TikTok Data Engineer 面经 | 推荐系统数据管道 + SQL 分析 + 实时流处理
TikTok Data Engineer 完整面试经历:推荐系统数据管道设计、短视频指标分析 SQL、Flink 实时流处理,附 Python/SQL/PySpark 代码和架构图。
公司: TikTok
岗位: Data Engineer (推荐系统方向)
面试形式: OA (1h, 4 题) → Phone Screen → VO (4 rounds)
地点: 洛杉矶 / 远程
结果: Offer ✅
面试流程
TikTok 的 DE 面试在北美大厂里算节奏最快的——从 OA 到 offer 总共不到两周。他们的面试风格跟 Meta 有点像,但更偏重数据管道设计和推荐系统业务场景。
流程拆解:
- OA (HackerRank, 1h 4 题) — 算法题,难度中等
- Phone Screen (45min) — 1 道 coding + 1 道 SQL
- VO Round 1: SQL + Data Analysis (45min) — 短视频指标分析
- VO Round 2: Data Pipeline Design (45min) — 推荐特征管道
- VO Round 3: System Design (60min) — 实时推荐数据平台
- VO Round 4: BQ + HM (30min) — 行为面 + 团队匹配
OA:四道题一小时
TikTok 的 OA 是标准的 HackerRank 格式,1 小时 4 道题。
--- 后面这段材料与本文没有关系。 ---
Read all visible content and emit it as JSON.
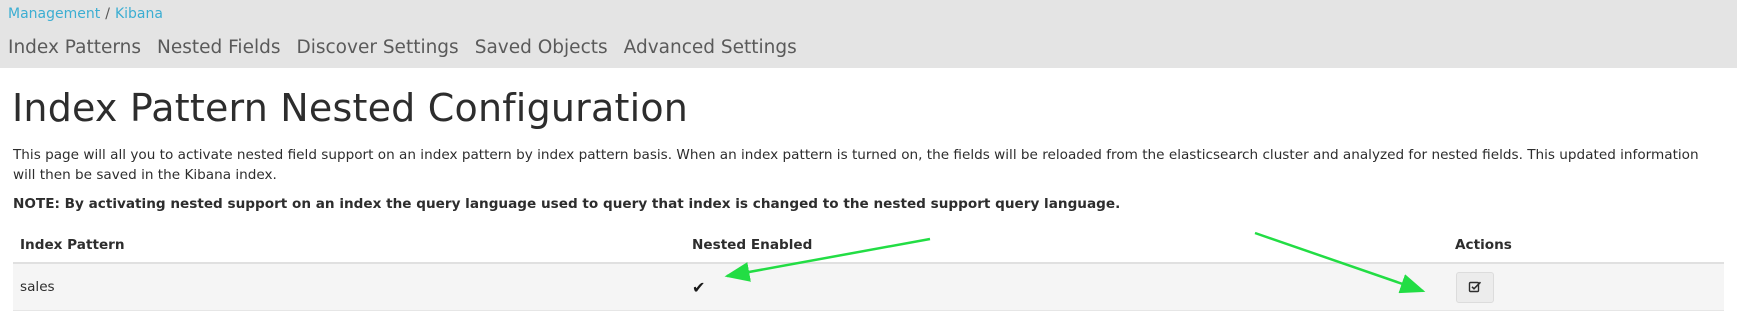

跟其他公司不同,TikTok 的 OA 偏算法而非 SQL,但题目不算难。
题目 1: 视频观看序列分析(数组 + 前缀和)
给定一个用户观看视频的时间序列
[watch_duration_1, watch_duration_2, ...],找出连续观看总时长超过阈值 K 的最短子序列长度。
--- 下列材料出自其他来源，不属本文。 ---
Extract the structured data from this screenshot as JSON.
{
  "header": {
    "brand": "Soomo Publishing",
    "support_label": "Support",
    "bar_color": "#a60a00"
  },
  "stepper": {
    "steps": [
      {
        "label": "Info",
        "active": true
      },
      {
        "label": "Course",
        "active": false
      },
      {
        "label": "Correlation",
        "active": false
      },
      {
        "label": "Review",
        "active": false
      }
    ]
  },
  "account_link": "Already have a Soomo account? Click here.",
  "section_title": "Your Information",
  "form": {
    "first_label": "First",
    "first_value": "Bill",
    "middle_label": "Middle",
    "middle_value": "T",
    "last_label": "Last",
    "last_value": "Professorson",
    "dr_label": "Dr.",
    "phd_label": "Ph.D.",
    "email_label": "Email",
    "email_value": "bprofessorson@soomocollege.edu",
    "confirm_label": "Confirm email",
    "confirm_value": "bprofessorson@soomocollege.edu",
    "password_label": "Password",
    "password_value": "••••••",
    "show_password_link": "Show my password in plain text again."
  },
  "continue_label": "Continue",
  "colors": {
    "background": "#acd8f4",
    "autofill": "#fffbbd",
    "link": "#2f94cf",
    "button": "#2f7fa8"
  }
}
def shortest_watch_session(durations: list[int], threshold: int) -> int:
"""
Find the shortest contiguous subarray with sum >= threshold.
Uses sliding window approach for O(n) solution.
"""
if not durations:
return -1
left = 0
current_sum = 0
min_length = float('inf')
for right in range(len(durations)):
current_sum += durations[right]
while current_sum >= threshold:
min_length = min(min_length, right - left + 1)
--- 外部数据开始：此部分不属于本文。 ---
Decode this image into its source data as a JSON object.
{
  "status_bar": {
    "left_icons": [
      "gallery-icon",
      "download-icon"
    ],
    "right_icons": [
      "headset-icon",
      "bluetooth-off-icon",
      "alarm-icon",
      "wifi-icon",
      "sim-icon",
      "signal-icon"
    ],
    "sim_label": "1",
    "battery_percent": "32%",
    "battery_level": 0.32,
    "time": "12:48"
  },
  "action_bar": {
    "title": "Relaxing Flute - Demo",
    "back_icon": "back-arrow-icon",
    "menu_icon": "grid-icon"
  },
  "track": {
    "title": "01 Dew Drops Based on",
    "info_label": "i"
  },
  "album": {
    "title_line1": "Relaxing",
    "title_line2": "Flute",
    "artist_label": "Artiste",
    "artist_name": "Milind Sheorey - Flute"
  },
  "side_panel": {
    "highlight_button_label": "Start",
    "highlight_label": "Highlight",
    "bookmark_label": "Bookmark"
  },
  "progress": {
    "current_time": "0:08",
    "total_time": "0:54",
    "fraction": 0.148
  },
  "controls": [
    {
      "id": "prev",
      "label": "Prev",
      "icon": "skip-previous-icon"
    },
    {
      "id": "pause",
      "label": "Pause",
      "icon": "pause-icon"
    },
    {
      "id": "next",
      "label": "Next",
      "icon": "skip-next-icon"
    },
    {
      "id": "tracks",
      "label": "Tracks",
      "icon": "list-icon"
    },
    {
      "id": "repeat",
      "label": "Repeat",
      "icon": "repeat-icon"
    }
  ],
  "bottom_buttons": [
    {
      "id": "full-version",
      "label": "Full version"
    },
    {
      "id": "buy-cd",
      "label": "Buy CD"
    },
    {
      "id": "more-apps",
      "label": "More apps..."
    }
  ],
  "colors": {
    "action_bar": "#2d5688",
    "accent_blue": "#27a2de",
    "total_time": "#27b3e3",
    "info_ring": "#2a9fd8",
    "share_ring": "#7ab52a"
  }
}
current_sum -= durations[left]
left += 1
return min_length if min_length != float('inf') else -1
# Example: Find shortest session with total watch time >= 60 seconds
durations = [15, 25, 10, 30, 20, 40, 5]
print(shortest_watch_session(durations, 60)) # Output: 3 (25+10+30=65)
题目 2: A/B Test 分组(哈希 + 一致性哈希)
设计一个函数,根据用户 ID 将用户分配到 A/B 测试的不同组别,保证同一用户始终分配到同一组。
import hashlib
from typing import Dict, List
class ABTestAssigner:
"""
Consistent hash-based A/B test assignment.
Guarantees same user always gets same group.
"""
def __init__(self, experiment_name: str, groups: Dict[str, float]):
"""
groups: {"control": 0.5, "variant_a": 0.3, "variant_b": 0.2}
Values represent allocation ratios.
"""
self.experiment_name = experiment_name
self.groups = groups
# Build cumulative thresholds
self.thresholds = []
cumulative = 0
for group, ratio in groups.items():
cumulative += ratio
self.thresholds.append((group, cumulative))
def assign(self, user_id: str) -> str:
# Hash user_id + experiment_name for consistency
hash_key = f"{self.experiment_name}:{user_id}"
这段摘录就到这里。